Soirée particulière, hier soir. Certains la qualifieraient de sordide, d'autres d'étrange.

Il était 20h, je m'apprêtais à corriger des copies dans mon salon. De l'agitation dans la rue m'a tiré de ma concentration : j'entendais des exclamations, des bruits de course. Je suis allé à la fenêtre, pensant assister à des poursuites, une agression, de la baston...

J'ai clairement entendu quelqu'un s'exclamer "Reviens ! Reviens !" (sans que je sois sûr que ce soit les mots exacts...), et quand je me suis penché de mon cinquième étage vers la rue Levert, une rue tranquille sans beaucoup de passage, j'ai vu le corps de cette fille au sol, une fille splendide d'environ 25 ans, blonde et longiligne, tombée sur le dos, jambes sur le trottoir et buste sur le bitume, inanimée.

En scrutant les fenêtres qui la surplombaient, il était facile de comprendre qu'elle était tombée du 5ème étage. J'ai d'abord spontanément pensé à un meurtre, puis en repensant à ce que j'avais entendu, et au fait que je ne l'avais pas entendue crier, elle, j'en ai conclu qu'il s'agissait d'un suicide.

Les gens accouraient dans la rue, certaines femmes pleuraient, deux hommes ont approché la fille pour voir si elle vivait encore. Pendant dix longues minutes, voire un quart d'heure, les secours se sont fait attendre. Je suis descendu dans la rue, spontanément, et je me suis joint aux passants qui s'amassaient dans les environs. Je n'ai pas approché le corps, mais j'attendais comme tout le monde les secours, voyant les chances de survie de la fille (qui vivait peut-être encore) s'amenuiser de minute en minute.

Les secours sont arrivés, ont tenté de la réanimer. Une demi-heure plus tard le corps était couvert, et un étrange ballet de police a duré près de quatre heures. La rue a été bloquée, un type manifestement bouleversé est entré dans un fourgon pour se faire interroger (le petit ami de la fille ?), une vingtaine de policiers se présentant sur place en attendant diverses équipes qui allaient et venaient.

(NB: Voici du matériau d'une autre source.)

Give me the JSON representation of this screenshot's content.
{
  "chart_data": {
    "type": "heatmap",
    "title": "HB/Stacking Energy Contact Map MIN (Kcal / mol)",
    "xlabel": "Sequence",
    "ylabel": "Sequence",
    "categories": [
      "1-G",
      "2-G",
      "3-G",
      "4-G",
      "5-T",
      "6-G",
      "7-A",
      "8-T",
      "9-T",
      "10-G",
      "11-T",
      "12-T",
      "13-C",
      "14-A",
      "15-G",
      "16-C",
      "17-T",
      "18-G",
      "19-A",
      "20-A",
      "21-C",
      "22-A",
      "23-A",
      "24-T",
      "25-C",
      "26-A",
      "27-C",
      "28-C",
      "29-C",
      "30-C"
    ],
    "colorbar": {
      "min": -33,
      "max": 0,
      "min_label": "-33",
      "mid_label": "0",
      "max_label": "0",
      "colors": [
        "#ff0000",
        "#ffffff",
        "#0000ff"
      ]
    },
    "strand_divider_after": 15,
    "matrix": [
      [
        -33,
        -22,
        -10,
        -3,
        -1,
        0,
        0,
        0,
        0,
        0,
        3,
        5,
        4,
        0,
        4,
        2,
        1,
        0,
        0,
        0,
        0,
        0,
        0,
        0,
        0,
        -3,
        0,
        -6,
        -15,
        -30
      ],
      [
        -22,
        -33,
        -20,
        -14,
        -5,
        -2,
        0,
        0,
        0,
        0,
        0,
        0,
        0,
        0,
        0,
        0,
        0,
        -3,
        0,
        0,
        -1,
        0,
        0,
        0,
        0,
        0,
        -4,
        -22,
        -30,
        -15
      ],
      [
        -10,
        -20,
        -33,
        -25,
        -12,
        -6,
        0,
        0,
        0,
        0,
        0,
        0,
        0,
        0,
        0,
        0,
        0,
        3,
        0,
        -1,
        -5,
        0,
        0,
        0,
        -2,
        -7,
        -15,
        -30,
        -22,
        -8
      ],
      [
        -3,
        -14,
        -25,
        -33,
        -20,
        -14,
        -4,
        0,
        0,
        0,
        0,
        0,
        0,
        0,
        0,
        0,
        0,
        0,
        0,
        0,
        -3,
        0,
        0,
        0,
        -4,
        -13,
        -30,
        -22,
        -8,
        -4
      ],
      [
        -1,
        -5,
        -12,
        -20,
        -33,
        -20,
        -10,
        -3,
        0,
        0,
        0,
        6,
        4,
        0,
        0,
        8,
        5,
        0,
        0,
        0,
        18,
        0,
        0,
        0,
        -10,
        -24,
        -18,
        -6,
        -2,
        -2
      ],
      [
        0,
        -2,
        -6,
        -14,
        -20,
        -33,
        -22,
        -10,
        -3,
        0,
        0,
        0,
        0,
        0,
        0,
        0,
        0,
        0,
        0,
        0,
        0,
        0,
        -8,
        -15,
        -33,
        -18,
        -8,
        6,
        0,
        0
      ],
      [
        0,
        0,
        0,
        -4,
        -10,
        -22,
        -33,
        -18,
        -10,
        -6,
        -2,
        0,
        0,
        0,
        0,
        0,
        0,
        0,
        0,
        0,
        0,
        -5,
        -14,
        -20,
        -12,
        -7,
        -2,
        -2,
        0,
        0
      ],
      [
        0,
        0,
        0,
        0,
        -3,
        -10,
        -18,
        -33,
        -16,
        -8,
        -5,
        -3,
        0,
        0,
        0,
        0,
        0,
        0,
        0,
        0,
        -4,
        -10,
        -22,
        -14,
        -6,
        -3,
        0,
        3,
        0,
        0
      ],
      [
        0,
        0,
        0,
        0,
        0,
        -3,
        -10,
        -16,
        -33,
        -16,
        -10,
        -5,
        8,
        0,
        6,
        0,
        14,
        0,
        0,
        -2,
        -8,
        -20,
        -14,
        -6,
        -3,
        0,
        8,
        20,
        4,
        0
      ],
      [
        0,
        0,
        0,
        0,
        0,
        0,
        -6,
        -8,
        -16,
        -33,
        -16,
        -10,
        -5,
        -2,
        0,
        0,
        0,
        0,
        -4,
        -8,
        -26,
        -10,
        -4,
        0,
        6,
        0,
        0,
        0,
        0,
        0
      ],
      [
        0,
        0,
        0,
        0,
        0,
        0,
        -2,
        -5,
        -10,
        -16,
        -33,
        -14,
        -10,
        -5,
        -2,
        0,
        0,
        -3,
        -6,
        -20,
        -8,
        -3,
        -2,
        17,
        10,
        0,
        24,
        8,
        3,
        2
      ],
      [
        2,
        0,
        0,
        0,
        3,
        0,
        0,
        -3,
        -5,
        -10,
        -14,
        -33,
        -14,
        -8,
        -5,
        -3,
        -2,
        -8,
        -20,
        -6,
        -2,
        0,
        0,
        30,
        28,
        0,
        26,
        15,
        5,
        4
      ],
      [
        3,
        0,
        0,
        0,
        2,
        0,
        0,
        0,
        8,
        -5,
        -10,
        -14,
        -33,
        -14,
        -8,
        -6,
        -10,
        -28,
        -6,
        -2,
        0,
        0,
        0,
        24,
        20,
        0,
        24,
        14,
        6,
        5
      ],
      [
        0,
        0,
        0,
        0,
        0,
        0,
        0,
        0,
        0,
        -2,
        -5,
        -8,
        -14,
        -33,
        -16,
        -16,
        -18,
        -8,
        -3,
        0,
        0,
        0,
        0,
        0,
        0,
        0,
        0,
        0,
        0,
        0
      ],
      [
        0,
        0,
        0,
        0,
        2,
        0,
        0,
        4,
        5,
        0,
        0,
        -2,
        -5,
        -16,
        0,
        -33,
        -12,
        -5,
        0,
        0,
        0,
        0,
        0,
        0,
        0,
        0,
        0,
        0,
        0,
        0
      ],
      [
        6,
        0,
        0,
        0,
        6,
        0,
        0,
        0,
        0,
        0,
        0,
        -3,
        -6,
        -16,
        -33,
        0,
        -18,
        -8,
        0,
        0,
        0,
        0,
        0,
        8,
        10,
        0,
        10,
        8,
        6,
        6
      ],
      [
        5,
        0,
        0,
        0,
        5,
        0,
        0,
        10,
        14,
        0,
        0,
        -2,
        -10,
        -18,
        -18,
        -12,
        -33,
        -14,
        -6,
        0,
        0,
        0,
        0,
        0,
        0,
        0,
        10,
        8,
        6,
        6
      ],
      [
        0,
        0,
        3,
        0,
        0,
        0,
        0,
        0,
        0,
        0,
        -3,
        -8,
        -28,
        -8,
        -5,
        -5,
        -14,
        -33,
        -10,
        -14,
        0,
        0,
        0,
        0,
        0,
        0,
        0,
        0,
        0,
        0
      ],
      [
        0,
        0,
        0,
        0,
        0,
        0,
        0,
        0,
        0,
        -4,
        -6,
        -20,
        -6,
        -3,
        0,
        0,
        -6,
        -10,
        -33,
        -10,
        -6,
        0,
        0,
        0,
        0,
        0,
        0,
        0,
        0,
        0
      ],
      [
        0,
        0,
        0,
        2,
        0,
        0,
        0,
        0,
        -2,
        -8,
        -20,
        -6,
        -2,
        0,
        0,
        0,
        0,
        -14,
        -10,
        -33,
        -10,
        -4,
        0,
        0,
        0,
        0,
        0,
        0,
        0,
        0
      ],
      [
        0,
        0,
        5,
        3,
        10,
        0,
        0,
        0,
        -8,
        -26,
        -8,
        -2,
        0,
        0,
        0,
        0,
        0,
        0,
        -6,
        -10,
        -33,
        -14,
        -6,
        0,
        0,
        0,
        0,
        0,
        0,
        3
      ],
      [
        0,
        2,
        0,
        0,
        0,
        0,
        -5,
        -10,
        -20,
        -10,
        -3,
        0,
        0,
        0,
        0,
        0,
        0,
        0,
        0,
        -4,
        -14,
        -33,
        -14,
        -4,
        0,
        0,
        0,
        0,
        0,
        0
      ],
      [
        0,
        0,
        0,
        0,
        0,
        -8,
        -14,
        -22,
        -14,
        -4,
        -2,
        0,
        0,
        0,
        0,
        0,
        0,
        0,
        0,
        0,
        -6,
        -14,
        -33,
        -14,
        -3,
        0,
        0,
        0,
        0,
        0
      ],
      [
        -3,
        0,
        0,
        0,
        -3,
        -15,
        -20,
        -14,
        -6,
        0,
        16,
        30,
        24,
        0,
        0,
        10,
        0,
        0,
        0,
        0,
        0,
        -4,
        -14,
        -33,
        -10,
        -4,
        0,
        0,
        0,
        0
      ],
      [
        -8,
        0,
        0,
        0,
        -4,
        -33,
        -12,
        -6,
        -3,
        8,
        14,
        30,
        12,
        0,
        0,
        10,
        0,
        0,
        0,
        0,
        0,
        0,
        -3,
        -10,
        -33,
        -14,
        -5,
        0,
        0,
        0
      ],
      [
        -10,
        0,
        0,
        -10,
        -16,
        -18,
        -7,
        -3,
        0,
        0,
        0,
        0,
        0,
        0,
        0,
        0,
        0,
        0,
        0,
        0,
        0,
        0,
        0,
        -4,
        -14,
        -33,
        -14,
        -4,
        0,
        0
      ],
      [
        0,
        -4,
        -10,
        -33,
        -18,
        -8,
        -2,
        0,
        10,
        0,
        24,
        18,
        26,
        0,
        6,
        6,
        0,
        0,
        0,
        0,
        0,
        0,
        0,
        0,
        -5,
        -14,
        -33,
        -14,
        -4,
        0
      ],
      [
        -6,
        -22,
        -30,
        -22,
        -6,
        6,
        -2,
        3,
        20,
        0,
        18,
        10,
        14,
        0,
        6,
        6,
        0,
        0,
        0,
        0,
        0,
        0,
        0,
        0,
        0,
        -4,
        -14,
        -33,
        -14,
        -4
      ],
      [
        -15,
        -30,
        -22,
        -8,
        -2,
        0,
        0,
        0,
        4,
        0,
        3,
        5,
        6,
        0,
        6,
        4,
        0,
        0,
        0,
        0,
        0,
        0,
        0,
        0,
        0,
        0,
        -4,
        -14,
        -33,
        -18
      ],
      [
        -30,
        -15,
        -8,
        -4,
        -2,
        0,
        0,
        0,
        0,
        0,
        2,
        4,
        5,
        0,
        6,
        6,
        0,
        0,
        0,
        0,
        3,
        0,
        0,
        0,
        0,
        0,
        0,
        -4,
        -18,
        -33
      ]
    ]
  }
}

De petits groupes se formaient dans la foule pour discuter de ce qui venait de se passer, et des informations qui circulaient dans le quartier. J'ai ainsi appris qu'un homme s'est suicidé au même endroit il y a quelques mois, qu'une femme enceinte de 8 mois s'est jetée du 18eme étage d'une tour de la Place des Fêtes il y a dix jours, et qu'il y a trois mois, une femme d'origine asiatique, tenant à la main son petit garçon, s'est fait assassiner de 17 coups de couteau parce qu'elle refusait de donner son portable à un groupe de 5 adolescents. Bien que la discussion ait été charmante, j'ai rebroussé chemin vers mon appartement, frigorifié, et j'ai continué à observer le ballet du haut de mon balcon.

Vers 22 heures l'autopsie a commencé : ils ont tendu un grand drap blanc tout autour de la victime, pour que la foule ne voie pas, ont déshabillé la fille, ont étudié son corps et relevé des empruntes. J'ai eu le temps de glisser un oeil discret, jusqu'à ce qu'un policier, armé d'une lampe torche, se mette à balayer les façades environnantes pour rappeler à l'ordre les curieux, et leur demander de rentrer chez eux - entendez : faire disparaître des façades leurs faces hébétées.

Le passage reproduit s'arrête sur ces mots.